Staircase in Toronto

The Baldwin Steps are a public outdoor staircase located in Toronto, Ontario, Canada dating from the 19th century. The Steps, which are constructed of stone and concrete, transcend a steep escarpment marking an ancient shoreline. The steps are named after the Baldwin family, which included Robert Baldwin, a former premier of Ontario, whose family were the first landowners. The Steps are also famous for appearing in the Scott Pilgrim graphic novels and its film adaptation, Scott Pilgrim vs. the World.

==History==

The Steps are located on the shore cliff of the ancient Lake Iroquois on a public right-of-way connecting two sections of Spadina Road. The sheerness of the cliff prevented the construction of Spadina Road directly down the escarpment. Instead a roadway crossing of the escarpment was cut a few hundred yards to the west. A set of wooden steps were installed to allow people to move through the area. The original wooden stairs were replaced with a permanent structure in 1913 along the Spadina Road Alignment. Along the top of the cliff some of Toronto's most exclusive homes were constructed including Casa Loma and Spadina House.

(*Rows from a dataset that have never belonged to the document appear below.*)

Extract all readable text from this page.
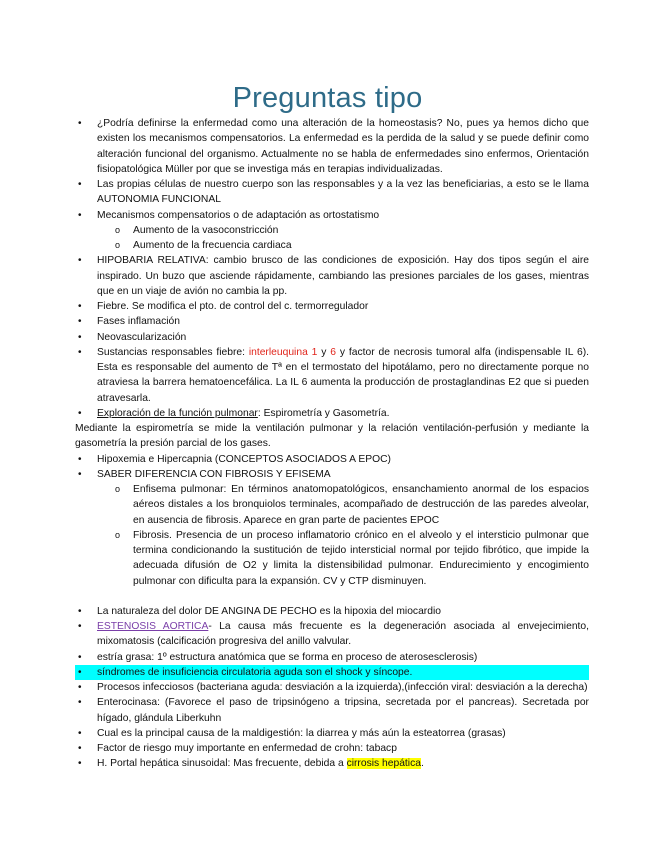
Preguntas tipo
• ¿Podría definirse la enfermedad como una alteración de la homeostasis? No, pues ya hemos dicho que existen los mecanismos compensatorios. La enfermedad es la perdida de la salud y se puede definir como alteración funcional del organismo. Actualmente no se habla de enfermedades sino enfermos, Orientación fisiopatológica Müller por que se investiga más en terapias individualizadas.
• Las propias células de nuestro cuerpo son las responsables y a la vez las beneficiarias, a esto se le llama AUTONOMIA FUNCIONAL
• Mecanismos compensatorios o de adaptación as ortostatismo
o Aumento de la vasoconstricción
o Aumento de la frecuencia cardiaca
• HIPOBARIA RELATIVA: cambio brusco de las condiciones de exposición. Hay dos tipos según el aire inspirado. Un buzo que asciende rápidamente, cambiando las presiones parciales de los gases, mientras que en un viaje de avión no cambia la pp.
• Fiebre. Se modifica el pto. de control del c. termorregulador
• Fases inflamación
• Neovascularización
• Sustancias responsables fiebre: interleuquina 1 y 6 y factor de necrosis tumoral alfa (indispensable IL 6). Esta es responsable del aumento de Tª en el termostato del hipotálamo, pero no directamente porque no atraviesa la barrera hematoencefálica. La IL 6 aumenta la producción de prostaglandinas E2 que si pueden atravesarla.
• Exploración de la función pulmonar: Espirometría y Gasometría.

Mediante la espirometría se mide la ventilación pulmonar y la relación ventilación-perfusión y mediante la gasometría la presión parcial de los gases.

• Hipoxemia e Hipercapnia (CONCEPTOS ASOCIADOS A EPOC)
• SABER DIFERENCIA CON FIBROSIS Y EFISEMA
o Enfisema pulmonar: En términos anatomopatológicos, ensanchamiento anormal de los espacios aéreos distales a los bronquiolos terminales, acompañado de destrucción de las paredes alveolar, en ausencia de fibrosis. Aparece en gran parte de pacientes EPOC
o Fibrosis. Presencia de un proceso inflamatorio crónico en el alveolo y el intersticio pulmonar que termina condicionando la sustitución de tejido intersticial normal por tejido fibrótico, que impide la adecuada difusión de O2 y limita la distensibilidad pulmonar. Endurecimiento y encogimiento pulmonar con dificulta para la expansión. CV y CTP disminuyen.
• La naturaleza del dolor DE ANGINA DE PECHO es la hipoxia del miocardio
• ESTENOSIS AORTICA- La causa más frecuente es la degeneración asociada al envejecimiento, mixomatosis (calcificación progresiva del anillo valvular.
• estría grasa: 1º estructura anatómica que se forma en proceso de aterosesclerosis)
• síndromes de insuficiencia circulatoria aguda son el shock y síncope.
• Procesos infecciosos (bacteriana aguda: desviación a la izquierda),(infección viral: desviación a la derecha)
• Enterocinasa: (Favorece el paso de tripsinógeno a tripsina, secretada por el pancreas). Secretada por hígado, glándula Liberkuhn
• Cual es la principal causa de la maldigestión: la diarrea y más aún la esteatorrea (grasas)
• Factor de riesgo muy importante en enfermedad de crohn: tabacp
• H. Portal hepática sinusoidal: Mas frecuente, debida a cirrosis hepática.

In the 1960s the proposed Spadina Expressway would have replaced the stairs site with a six-lane highway exiting from a tunnel to the north. The Expressway project was cancelled in 1971 by the Government of Ontario which, as part of the project, took the land of the stairs as their own property. In 1984, the land was leased to the City of Toronto for 99 years. In 1987, the City rebuilt the Steps site with new railings, concrete stairs and expanded landings, following the original zig-zag path up the cliff. At this time, the Steps were given the formal name of the "Baldwin Steps" to commemorate the Baldwin family which owned the land before it became a public pathway. There are 110 steps from street level to the top, not 134 as is cited on some architectural sites.